In the early months, we could barely sell a dozen papers. The problem wasn’t their militant program or their guns. We were meeting particular resistance on a disproportionately Jewish campus. “Aren’t they anti-Semitic?” folks would ask, citing the BPP’s early support of the Palestinian struggle and Fatah.

But patient education and organizing would combine with the increasing radicalization of the times to create a more favorable climate. By mid-winter SDS took a contingent of over 100 from the Uptown campus to join a march from Manhattan to the Queens House of Detention in support of the Panther 21 (more political prisoners, victims of frame-up charges, whose long court case and trial, the most expensive in NY history, eventually resulted in complete exoneration).

When the call came to rally on May Day in New Haven to Free Bobby! (a slogan which had somehow mysteriously appeared writ large across various Uptown campus buildings), a couple dozen of the most active radicals at the school headed up there, to join 15,000 other protesters crashing in Yale dorms and rallying on the New Haven Green.

Friday, May 1 was a very tense day, which foreshadowed the month to come in its combination of repression and concession. The governor had persuaded Nixon’s Attorney General, John Mitchell, to airlift 4,000 Army paratroops and Marines from Fort Bragg and Camp Lejeune for deployment in New Haven! Meanwhile, Connecticut National Guard troops in APCs and tanks were stationed around the city.

At the same time Yale University head Kingman Brewster, facing a substantial groundswell of support for Seale within his elite student body, famously set himself against the establishment, declaring at a mass faculty meeting, to the horror of many alumni:

“I personally want to say that I am appalled and ashamed that things should have come to such a pass in this country that I am skeptical of the ability of Black revolutionaries to achieve a fair trial anywhere in the United States."
Significantly, that faculty meeting was dealing with the threat of a student strike at Yale, endorsed at a 1500 student rally where a Panther spokesman declared “That Panther and that Bulldog gonna move together!" In a pre-emptive strike, the profs voted to suspend business as usual. Faculty members didn’t have to hold classes, and no students would be penalized academically for not attending.

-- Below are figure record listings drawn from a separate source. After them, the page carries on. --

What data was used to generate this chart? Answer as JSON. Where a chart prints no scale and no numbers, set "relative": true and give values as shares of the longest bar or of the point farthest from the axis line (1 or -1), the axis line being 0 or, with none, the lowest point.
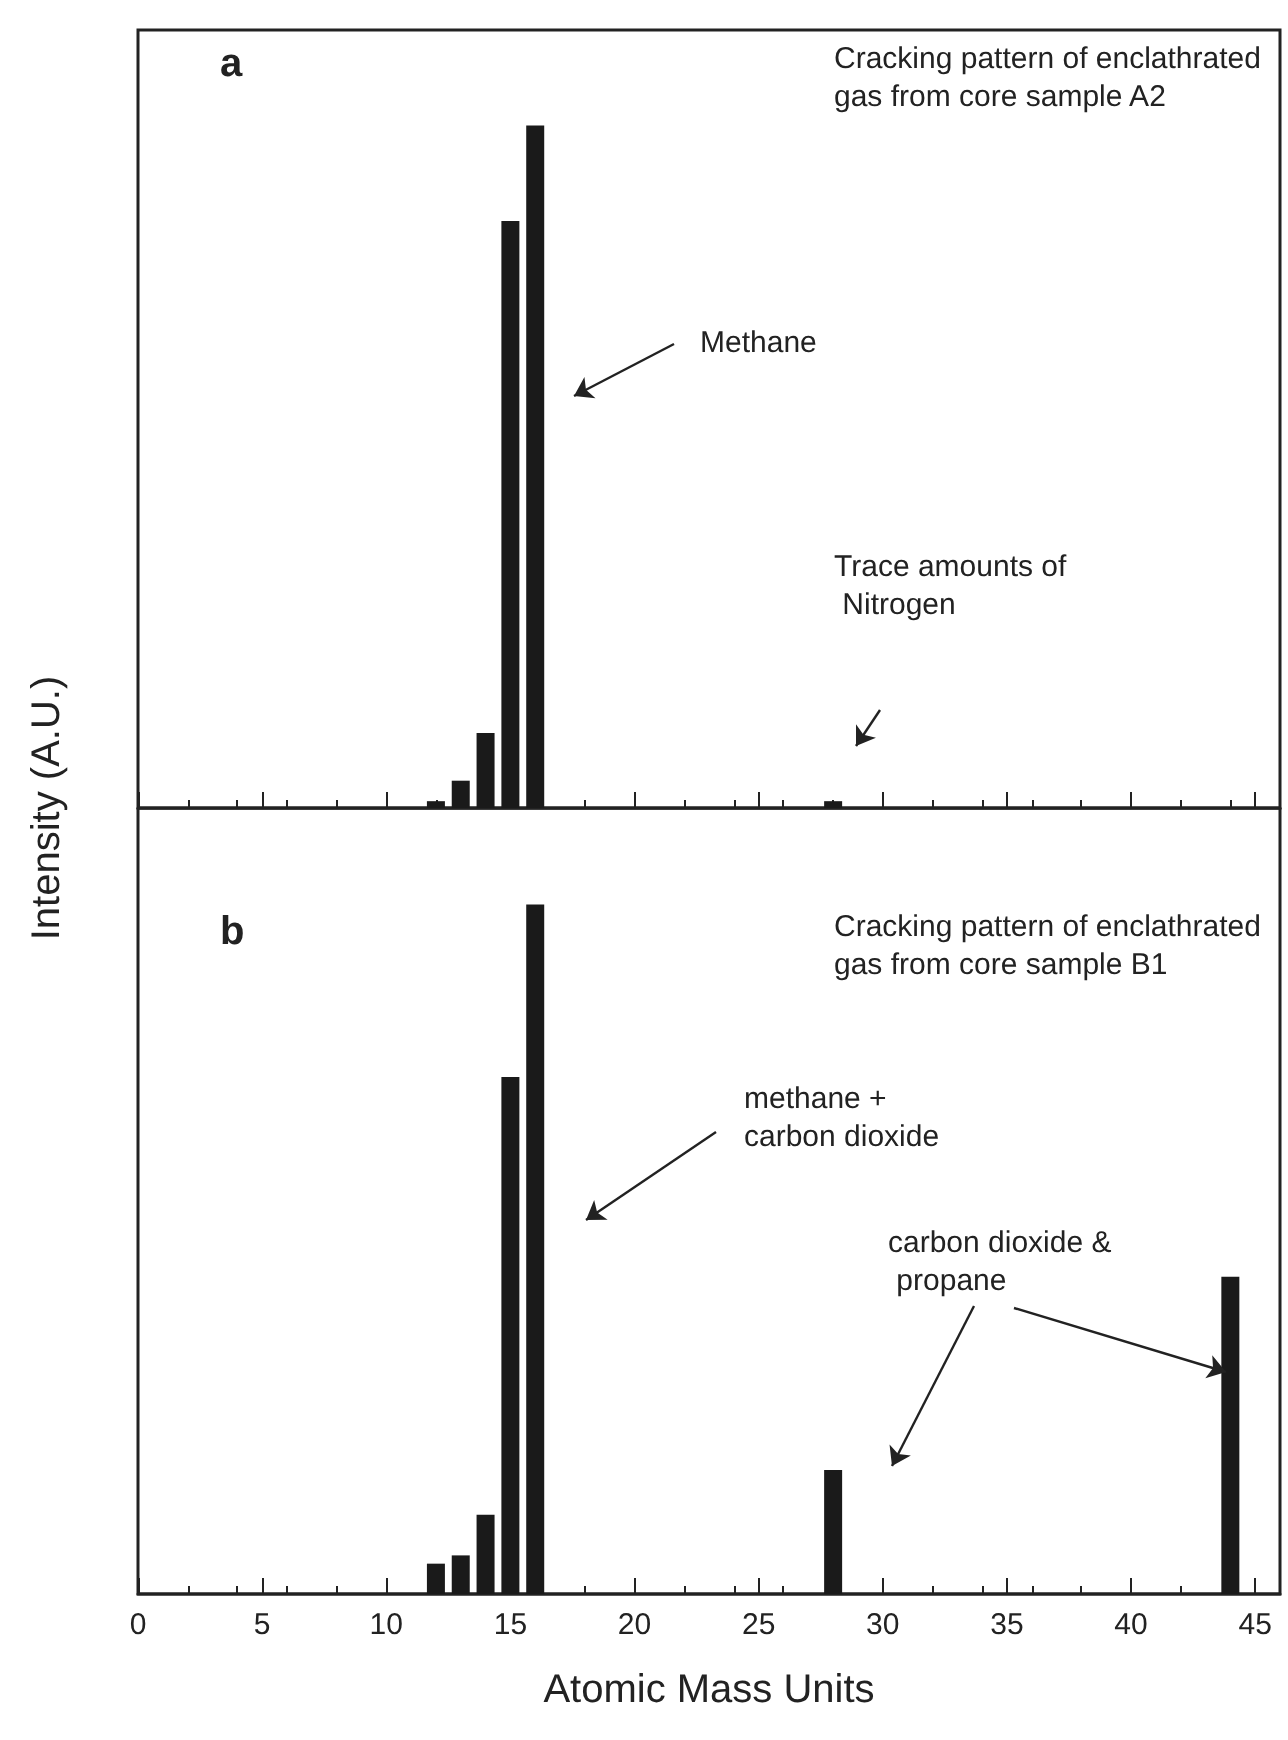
{
  "chart_data": [
    {
      "type": "bar",
      "relative": true,
      "ylabel": "Intensity (A.U.)",
      "x": [
        12,
        13,
        14,
        15,
        16,
        28
      ],
      "values": [
        0.01,
        0.04,
        0.11,
        0.86,
        1,
        0.01
      ],
      "color": "#1a1a1a",
      "xlim": [
        0,
        46
      ],
      "xticks": [
        0,
        5,
        10,
        15,
        20,
        25,
        30,
        35,
        40,
        45
      ],
      "tick_labels": false,
      "grid": false,
      "annotations": [
        "a",
        "Cracking pattern of enclathrated gas from core sample A2",
        "Methane",
        "Trace amounts of Nitrogen"
      ]
    },
    {
      "type": "bar",
      "relative": true,
      "xlabel": "Atomic Mass Units",
      "x": [
        12,
        13,
        14,
        15,
        16,
        28,
        44
      ],
      "values": [
        0.044,
        0.056,
        0.115,
        0.75,
        1,
        0.18,
        0.46
      ],
      "color": "#1a1a1a",
      "xlim": [
        0,
        46
      ],
      "xticks": [
        0,
        5,
        10,
        15,
        20,
        25,
        30,
        35,
        40,
        45
      ],
      "tick_labels": "x",
      "grid": false,
      "annotations": [
        "b",
        "Cracking pattern of enclathrated gas from core sample B1",
        "methane + carbon dioxide",
        "carbon dioxide & propane"
      ]
    }
  ]
}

Finally, Brewster had decided to open the campus to the protestors, so as to avoid making Yale an easy target for us. Meanwhile, he negotiated with established organizers and leaders from New Haven’s Black community and the upstart Panther chapter there to ensure that dangerous violence wouldn’t break out. Even New Haven’s police chief fought for authority over the military contingent, and they were kept out of sight for the most part.

It was still a close thing on May Day. The afternoon rally was, as rallies tend to be, peaceful and long and boring, even with the occasional whiff of tear gas. In the evening, there were running skirmishes in the campus area, some clearly the work of provocateurs, and tear gas aplenty. We were ready to rumble, but the tactical and political leadership, headed by the Panthers, directed us to keep things cool. New Haven didn’t blow.

Nothing I’ve read mentions the most important thing to come out of the rally. We voted to respond to Nixon’s Cambodia invasion with a national student strike (which, though we didn’t yet grasp it, was already underway). And we laid out three main demands for the strike:

US Out Of Southeast Asia

End Campus Complicity With The War Machine

Free Bobby Seale & All Political Prisoners


With no widely-recognized national student organization to provide direction to the forces already set in motion, this call did a lot to lay down the political terms on which the events of May ’70 would take place. Campus after campus took the three demands up. Indeed, they were just what the doctor ordered—very broad, revolutionary in fact, but still specific, and representing mass sentiment among a whole layer in every part of the country and every section of the people, millions who had been thrown into motion by the ferment of the ‘60s.